The Instagram that exists today is not the Instagram I fell in love with. Though I still get the most wonderful private messages from followers on a daily basis, my ability to reach new audiences has become a slow and frustrating trickle and I live in constant fear of losing my account, which I have poured so much of my heart and passion into over the last couple of years. The only time in recent history when I wasn’t shadowbanned was when I changed my gender to “male” and my ban lifted overnight, and stayed that way until I had yet another post reported and deleted. People sometimes tell me that it’s only one online platform and sure, this is true. But to me, Instagram once represented a place where an alternative female artist might actually stand a chance of making a living, and now it has become just as biased as the rest of the world, with female-bodied people bearing the brunt of censorship. I’ve lost hope that we will even free the nipple, that these social media platforms will ever stand up for the rights of women. They are, after all, simply another part of our toxic capitalist culture; mega-corporations as devoid of ethics as Coca-Cola, Nestlé and BP.

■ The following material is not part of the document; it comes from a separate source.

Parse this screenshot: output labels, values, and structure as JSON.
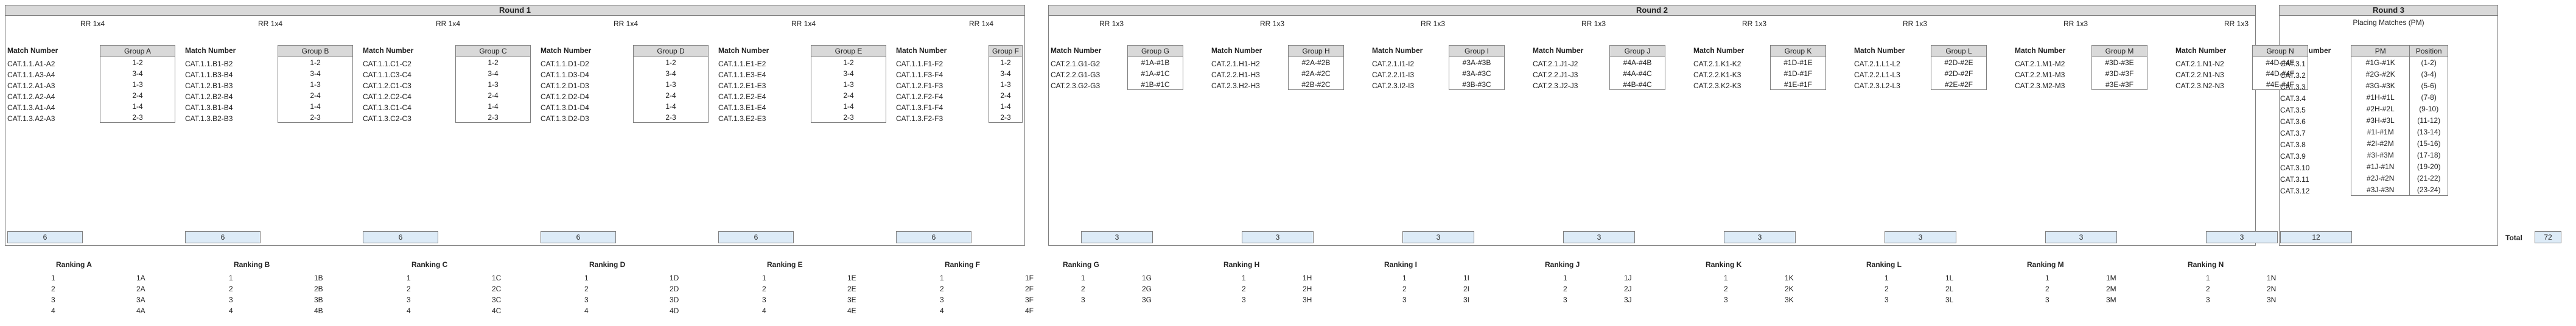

And so, a platform that was once a brave new world where it felt as if revolutions might take place, has started to feel like just another shopping mall, just another homogenised space where we are not allowed autonomy over our own bodies and representation of self. These days, social media looks much less like a space of inclusivity and diversity and much more like the magazine section of a supermarket

I have no loyalty whatsoever to Instagram, and the moment a better platform rises from the ashes of the fire FOSTA-SESTA has created (perhaps a platform not restricted by puritanical, patriarchal, conservative America mores), I will be jumping ship. When Tumblr stopped hosting porn, they lost millions overnight. After all, social media was made to serve us in our expressions of selfhood and this is how it should be.

The revolution will not be televised, nor will it be livestreamed on Facebook. Superpowers inevitably crumble under their own corruption. I look forward to seeing the demise of Facebook/Instagram, and hope for the rise of something better, something where women are allowed to own their representation, bodies and voices, something besides algorithmically enforced fascism. Somewhere we can all be outsiders together.